TALLINN - Estonia, Finland and Latvia are about to develop a new wheeled armored vehicle platform together and expect to achieve the first result already this year.
Secretary general of the Estonian Ministry of Defense Kristjan Prikk has signed a joint technical arrangement agreement with Finland and Latvia, which enables Estonia to continue its participation in the program to develop the military requirements and platform for the potential procurement of armored vehicles with a common armored wheeled system, spokespeople for the Ministry of Defense said on Monday.

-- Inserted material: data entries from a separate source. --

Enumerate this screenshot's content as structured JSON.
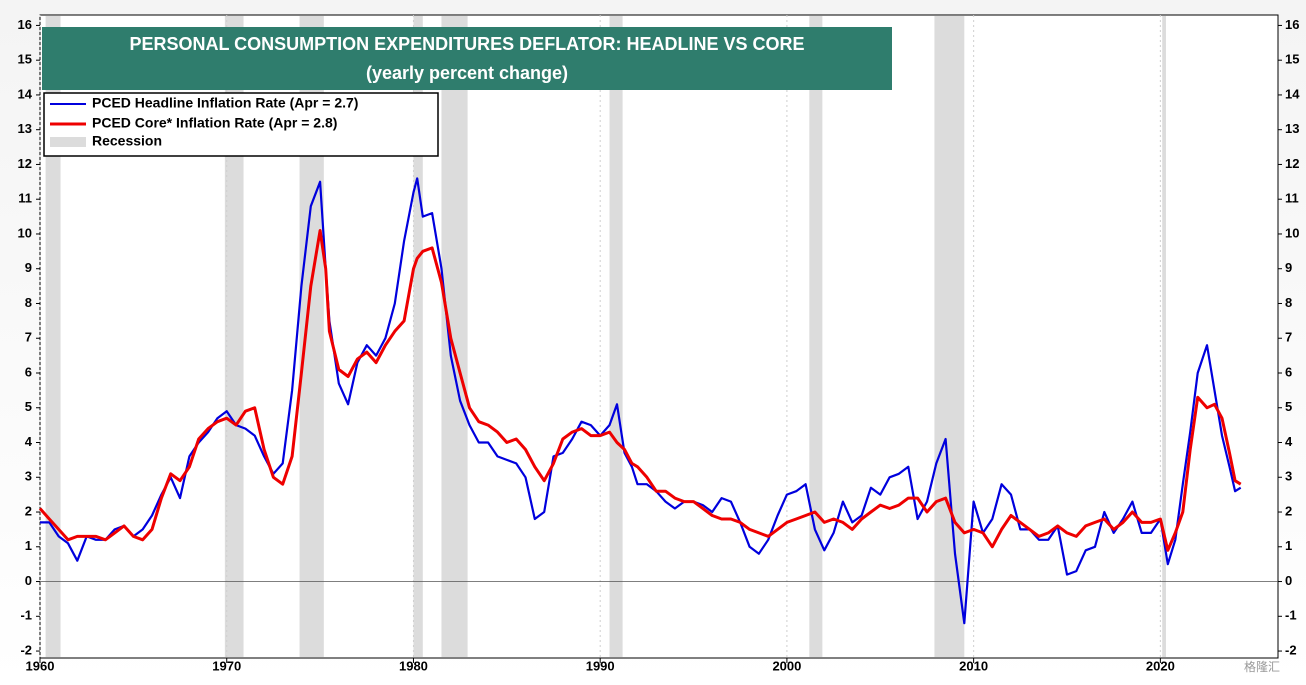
{
  "chart_data": {
    "type": "line",
    "title": "PERSONAL CONSUMPTION EXPENDITURES DEFLATOR: HEADLINE VS CORE",
    "subtitle": "(yearly percent change)",
    "title_color": "#2f7d6d",
    "x": [
      1960,
      1960.5,
      1961,
      1961.5,
      1962,
      1962.5,
      1963,
      1963.5,
      1964,
      1964.5,
      1965,
      1965.5,
      1966,
      1966.5,
      1967,
      1967.5,
      1968,
      1968.5,
      1969,
      1969.5,
      1970,
      1970.5,
      1971,
      1971.5,
      1972,
      1972.5,
      1973,
      1973.5,
      1974,
      1974.5,
      1975,
      1975.3,
      1975.5,
      1976,
      1976.5,
      1977,
      1977.5,
      1978,
      1978.5,
      1979,
      1979.5,
      1980,
      1980.2,
      1980.5,
      1981,
      1981.5,
      1982,
      1982.5,
      1983,
      1983.5,
      1984,
      1984.5,
      1985,
      1985.5,
      1986,
      1986.5,
      1987,
      1987.5,
      1988,
      1988.5,
      1989,
      1989.5,
      1990,
      1990.5,
      1990.9,
      1991.3,
      1991.7,
      1992,
      1992.5,
      1993,
      1993.5,
      1994,
      1994.5,
      1995,
      1995.5,
      1996,
      1996.5,
      1997,
      1997.5,
      1998,
      1998.5,
      1999,
      1999.5,
      2000,
      2000.5,
      2001,
      2001.5,
      2002,
      2002.5,
      2003,
      2003.5,
      2004,
      2004.5,
      2005,
      2005.5,
      2006,
      2006.5,
      2007,
      2007.5,
      2008,
      2008.5,
      2009,
      2009.5,
      2010,
      2010.5,
      2011,
      2011.5,
      2012,
      2012.5,
      2013,
      2013.5,
      2014,
      2014.5,
      2015,
      2015.5,
      2016,
      2016.5,
      2017,
      2017.5,
      2018,
      2018.5,
      2019,
      2019.5,
      2020,
      2020.4,
      2020.8,
      2021.2,
      2021.6,
      2022,
      2022.5,
      2022.9,
      2023.3,
      2023.7,
      2024,
      2024.3
    ],
    "series": [
      {
        "name": "PCED Headline Inflation Rate  (Apr = 2.7)",
        "color": "#0000dd",
        "values": [
          1.7,
          1.7,
          1.3,
          1.1,
          0.6,
          1.3,
          1.2,
          1.2,
          1.5,
          1.6,
          1.3,
          1.5,
          1.9,
          2.5,
          3.0,
          2.4,
          3.6,
          4.0,
          4.3,
          4.7,
          4.9,
          4.5,
          4.4,
          4.2,
          3.6,
          3.1,
          3.4,
          5.5,
          8.5,
          10.8,
          11.5,
          9.0,
          7.5,
          5.7,
          5.1,
          6.3,
          6.8,
          6.5,
          7.0,
          8.0,
          9.8,
          11.2,
          11.6,
          10.5,
          10.6,
          9.0,
          6.5,
          5.2,
          4.5,
          4.0,
          4.0,
          3.6,
          3.5,
          3.4,
          3.0,
          1.8,
          2.0,
          3.6,
          3.7,
          4.1,
          4.6,
          4.5,
          4.2,
          4.5,
          5.1,
          3.7,
          3.3,
          2.8,
          2.8,
          2.6,
          2.3,
          2.1,
          2.3,
          2.3,
          2.2,
          2.0,
          2.4,
          2.3,
          1.7,
          1.0,
          0.8,
          1.2,
          1.9,
          2.5,
          2.6,
          2.8,
          1.5,
          0.9,
          1.4,
          2.3,
          1.7,
          1.9,
          2.7,
          2.5,
          3.0,
          3.1,
          3.3,
          1.8,
          2.3,
          3.4,
          4.1,
          0.8,
          -1.2,
          2.3,
          1.4,
          1.8,
          2.8,
          2.5,
          1.5,
          1.5,
          1.2,
          1.2,
          1.6,
          0.2,
          0.3,
          0.9,
          1.0,
          2.0,
          1.4,
          1.8,
          2.3,
          1.4,
          1.4,
          1.8,
          0.5,
          1.2,
          2.8,
          4.3,
          6.0,
          6.8,
          5.5,
          4.2,
          3.3,
          2.6,
          2.7
        ]
      },
      {
        "name": "PCED Core* Inflation Rate (Apr = 2.8)",
        "color": "#ee0000",
        "values": [
          2.1,
          1.8,
          1.5,
          1.2,
          1.3,
          1.3,
          1.3,
          1.2,
          1.4,
          1.6,
          1.3,
          1.2,
          1.5,
          2.4,
          3.1,
          2.9,
          3.3,
          4.1,
          4.4,
          4.6,
          4.7,
          4.5,
          4.9,
          5.0,
          3.8,
          3.0,
          2.8,
          3.6,
          6.0,
          8.5,
          10.1,
          9.0,
          7.2,
          6.1,
          5.9,
          6.4,
          6.6,
          6.3,
          6.8,
          7.2,
          7.5,
          9.0,
          9.3,
          9.5,
          9.6,
          8.6,
          7.0,
          6.0,
          5.0,
          4.6,
          4.5,
          4.3,
          4.0,
          4.1,
          3.8,
          3.3,
          2.9,
          3.4,
          4.1,
          4.3,
          4.4,
          4.2,
          4.2,
          4.3,
          4.0,
          3.8,
          3.4,
          3.3,
          3.0,
          2.6,
          2.6,
          2.4,
          2.3,
          2.3,
          2.1,
          1.9,
          1.8,
          1.8,
          1.7,
          1.5,
          1.4,
          1.3,
          1.5,
          1.7,
          1.8,
          1.9,
          2.0,
          1.7,
          1.8,
          1.7,
          1.5,
          1.8,
          2.0,
          2.2,
          2.1,
          2.2,
          2.4,
          2.4,
          2.0,
          2.3,
          2.4,
          1.7,
          1.4,
          1.5,
          1.4,
          1.0,
          1.5,
          1.9,
          1.7,
          1.5,
          1.3,
          1.4,
          1.6,
          1.4,
          1.3,
          1.6,
          1.7,
          1.8,
          1.5,
          1.7,
          2.0,
          1.7,
          1.7,
          1.8,
          0.9,
          1.4,
          2.0,
          3.8,
          5.3,
          5.0,
          5.1,
          4.7,
          3.7,
          2.9,
          2.8
        ]
      }
    ],
    "recession": {
      "name": "Recession",
      "color": "#dcdcdc",
      "periods": [
        [
          1960.3,
          1961.1
        ],
        [
          1969.9,
          1970.9
        ],
        [
          1973.9,
          1975.2
        ],
        [
          1980.0,
          1980.5
        ],
        [
          1981.5,
          1982.9
        ],
        [
          1990.5,
          1991.2
        ],
        [
          2001.2,
          2001.9
        ],
        [
          2007.9,
          2009.5
        ],
        [
          2020.1,
          2020.3
        ]
      ]
    },
    "xlim": [
      1960,
      2026.3
    ],
    "xticks": [
      1960,
      1970,
      1980,
      1990,
      2000,
      2010,
      2020
    ],
    "ylim": [
      -2.2,
      16.3
    ],
    "yticks": [
      -2,
      -1,
      0,
      1,
      2,
      3,
      4,
      5,
      6,
      7,
      8,
      9,
      10,
      11,
      12,
      13,
      14,
      15,
      16
    ],
    "y2lim": [
      -2.2,
      16.3
    ],
    "y2ticks": [
      -2,
      -1,
      0,
      1,
      2,
      3,
      4,
      5,
      6,
      7,
      8,
      9,
      10,
      11,
      12,
      13,
      14,
      15,
      16
    ],
    "grid": "x",
    "legend": "upper left",
    "watermark": "格隆汇"
  }
}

"With the project that has several parties involved, we have to keep in mind that our primary goal here is to develop a platform that meets the requirements of Estonian defense forces with a favorable price. We see a big potential in this project, especially as we are involved already in the development phase, which is the best way to secure that eventually we will have equipment that meets our needs," Prikk said.

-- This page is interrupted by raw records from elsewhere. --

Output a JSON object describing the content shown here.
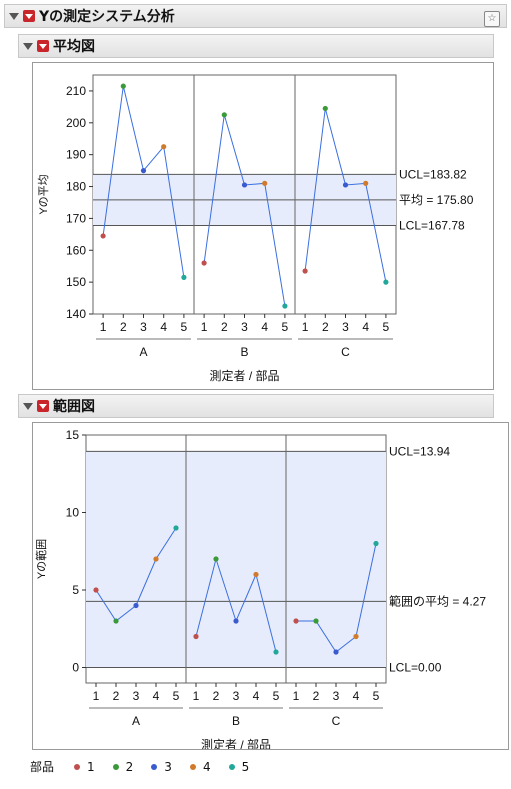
{
  "report": {
    "title": "Yの測定システム分析"
  },
  "mean_chart": {
    "title": "平均図",
    "chart_data": {
      "type": "line",
      "ylabel": "Yの平均",
      "xlabel": "測定者 / 部品",
      "ylim": [
        140,
        215
      ],
      "yticks": [
        140,
        150,
        160,
        170,
        180,
        190,
        200,
        210
      ],
      "groups": [
        "A",
        "B",
        "C"
      ],
      "parts": [
        "1",
        "2",
        "3",
        "4",
        "5"
      ],
      "values": [
        [
          164.5,
          211.5,
          185.0,
          192.5,
          151.5
        ],
        [
          156.0,
          202.5,
          180.5,
          181.0,
          142.5
        ],
        [
          153.5,
          204.5,
          180.5,
          181.0,
          150.0
        ]
      ],
      "ucl": 183.82,
      "center": 175.8,
      "lcl": 167.78,
      "ucl_label": "UCL=183.82",
      "center_label": "平均 = 175.80",
      "lcl_label": "LCL=167.78"
    }
  },
  "range_chart": {
    "title": "範囲図",
    "chart_data": {
      "type": "line",
      "ylabel": "Yの範囲",
      "xlabel": "測定者 / 部品",
      "ylim": [
        -1,
        15
      ],
      "yticks": [
        0,
        5,
        10,
        15
      ],
      "groups": [
        "A",
        "B",
        "C"
      ],
      "parts": [
        "1",
        "2",
        "3",
        "4",
        "5"
      ],
      "values": [
        [
          5,
          3,
          4,
          7,
          9
        ],
        [
          2,
          7,
          3,
          6,
          1
        ],
        [
          3,
          3,
          1,
          2,
          8
        ]
      ],
      "ucl": 13.94,
      "center": 4.27,
      "lcl": 0.0,
      "ucl_label": "UCL=13.94",
      "center_label": "範囲の平均 = 4.27",
      "lcl_label": "LCL=0.00"
    }
  },
  "legend": {
    "title": "部品",
    "items": [
      {
        "label": "1",
        "color": "#c0504d"
      },
      {
        "label": "2",
        "color": "#3a9a3a"
      },
      {
        "label": "3",
        "color": "#3a5bd0"
      },
      {
        "label": "4",
        "color": "#d07a2a"
      },
      {
        "label": "5",
        "color": "#22a89a"
      }
    ]
  },
  "colors": {
    "line": "#3b6fe0",
    "band": "#e6ecfb",
    "limit": "#555555"
  }
}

For Estonia, the development of the armored vehicle platform means the possible replacement of the older generation Pasi armored vehicles currently used by the defense forces. The decision to replace the vehicles is expected to be made with the country's new national defense development plan.
"It is important for us that international defense cooperation, which has a very clear economic dimension, continues. In the current crisis, it is also crucial that we continue to strengthen our defense capability and, if possible, lay the foundation for creating new jobs or maintaining existing ones in the Estonian defense industry sector," Prikk added.
Within the framework of the agreement, Finland, Latvia and Estonia agreed on common technical requirements for the armored vehicles platform to be developed and on the development of a vehicle prototype. The first results are planned to be achieved this year.
Under the agreement, countries are free to choose their future partners for the vehicles' maintenance, crew training and spare parts. The Estonian defense forces currently have 140 armored vehicles in their fleet, of which approximately 100 need to be replaced in the coming years. The first vehicles will come to the end of their lifecycle in 2024.